The Social Value of Blogging

I once told Noah Smith that I found little social value in many of the blogs I read online.  For some reason blogs bring out the worst in people who would never behave badly in other situations.  Bloggers refer to each other as “idiots” or “liars” and the like.  Often the blogosphere seems more like a food fight than a constructive dialogue.

So, why am I starting this blog?  I think I am starting it because Miles Kimball has convinced me that blogging may be a permanent part of academic discourse.  For better or worse, blogging may be here to stay and moreover it appears to have an impact on policy discussions outside of academia and the path of academic ideas on campus.  Indeed, academics may have some social obligation to better connect with people outside of traditional academic settings.

I am going to start this blog so as to coincide with my graduate macroeconomics course for the winter semester in Michigan.  There is a fair amount of interest in macroeconomics in the blogosphere so, when possible, some of the posts will be casual remarks and reflections on topics discussed in class.  Typically I will try to avoid technical posts or posts which are of interest only to insiders.  (If you are a student taking my graduate macroeconomics class you have no obligation whatsoever to read any of these blog posts.  Nothing I will write here will be required as part of the course.)

Finally, I am going to try to avoid falling into the common pattern of hurling disparaging remarks at other bloggers. It would be nice if readers could also refrain from intemperate and uncivil remarks in the comments if at all possible.  (Rest assured, I have my spork and a pile of mashed potatoes ready things get ugly.)

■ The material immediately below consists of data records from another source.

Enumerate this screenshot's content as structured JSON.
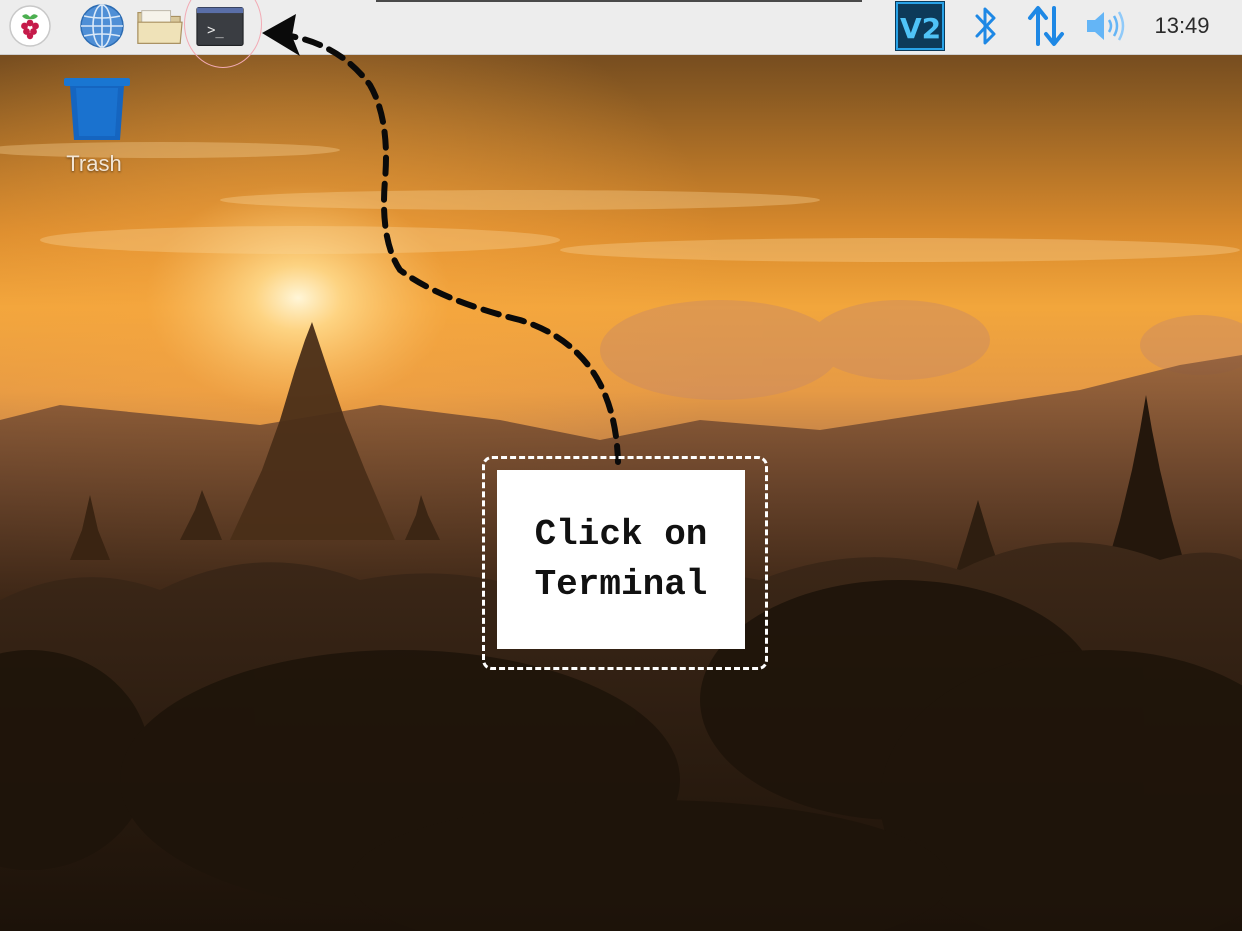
{
  "taskbar": {
    "launchers": [
      {
        "name": "raspberry-menu",
        "icon": "raspberry-pi-icon"
      },
      {
        "name": "web-browser",
        "icon": "globe-icon"
      },
      {
        "name": "file-manager",
        "icon": "folder-icon"
      },
      {
        "name": "terminal",
        "icon": "terminal-icon",
        "glyph": ">_"
      }
    ],
    "tray": {
      "vnc_label": "V2",
      "icons": [
        "vnc-icon",
        "bluetooth-icon",
        "network-icon",
        "volume-icon"
      ],
      "clock": "13:49"
    }
  },
  "desktop": {
    "icons": [
      {
        "label": "Trash",
        "icon": "trash-icon"
      }
    ]
  },
  "annotation": {
    "lines": [
      "Click on",
      "Terminal"
    ]
  },
  "colors": {
    "taskbar_bg": "#ededed",
    "tray_accent": "#1e88e5",
    "vnc_bg": "#0d3a59",
    "trash_blue": "#1565c0",
    "sky_glow": "#f3a23a"
  }
}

Temporary location for three papers:





4 thoughts on “The Social Value of Blogging

  1. Chris! Great to have you in the blogosphere!!

    Realize that people will inevitably call you every name under the sun. Don’t worry, they are just trying to get a rise out of you. If they come into your comment section, use the awesome power of Comment Deletion. 😉

  2. “For some reason blogs bring out the worst in people who would never behave badly in other situations. Bloggers refer to each other as “idiots” or “liars” and the like.”

    I would ask you to think carefully about what really is best to do when someone constantly intentionally lies – or misleads – for their ideology, or other reasons. Should you remain silent on this for “civility” or “good manners”. Is that really best when it’s obvious to you as a fellow expert that this is not unintentional, but it is not obvious to laypeople. I had a post giving my thoughts on this. Here’s the key part:

    …suppose a Harvard Climatologist says the Earth is flat or that carbon accumulation in the atmosphere has absolutely zero effect on global warming, and that these false assertions please a political party he favors and/or is highly paid by. What am I to think? I know he’s saying something that’s not true. And I know being a Harvard Climatologist that unless he just had a serious head injury, he knows it’s not true, but he said it anyway. I don’t want to use the L-word, because so many people say you’re not supposed to, and it can cause a lot of problems, but that is the definition of the L-word, knowingly saying something that’s untrue.

    And note that in this case, yes, the public would know anyway that the Earth is flat is a lie, but there are many things that a climatologist, or any expert, can say which can sound plausible to the general public, but which a fellow expert would know can only be intentional misleading, or lying. Should that fellow expert remain silent on the intentionality of the first expert’s untruth? You can’t say he should just point out why this untruth is untrue, and then it won’t matter if he tells people that the person who said it has a record of regularly intentionally misleading. The reason is because the messenger, and her credibility, does matter. It’s not just the message. The world is too complicated and advanced for that. The message itself can be very strong and convincing to you, but in such an advanced and complicated world, and with an area that you, as a member of the general public, are not expert in, there’s still often a substantial probability that there’s something you’re missing, and the message is, in fact, not correct, or not completely correct. The more credible the messenger, the lower the probability that that’s the case, and vice-versa. So it is valuable for the public in important decision making, like voting, to know if messengers are serial intentional misleaders for causes that they don’t consider good.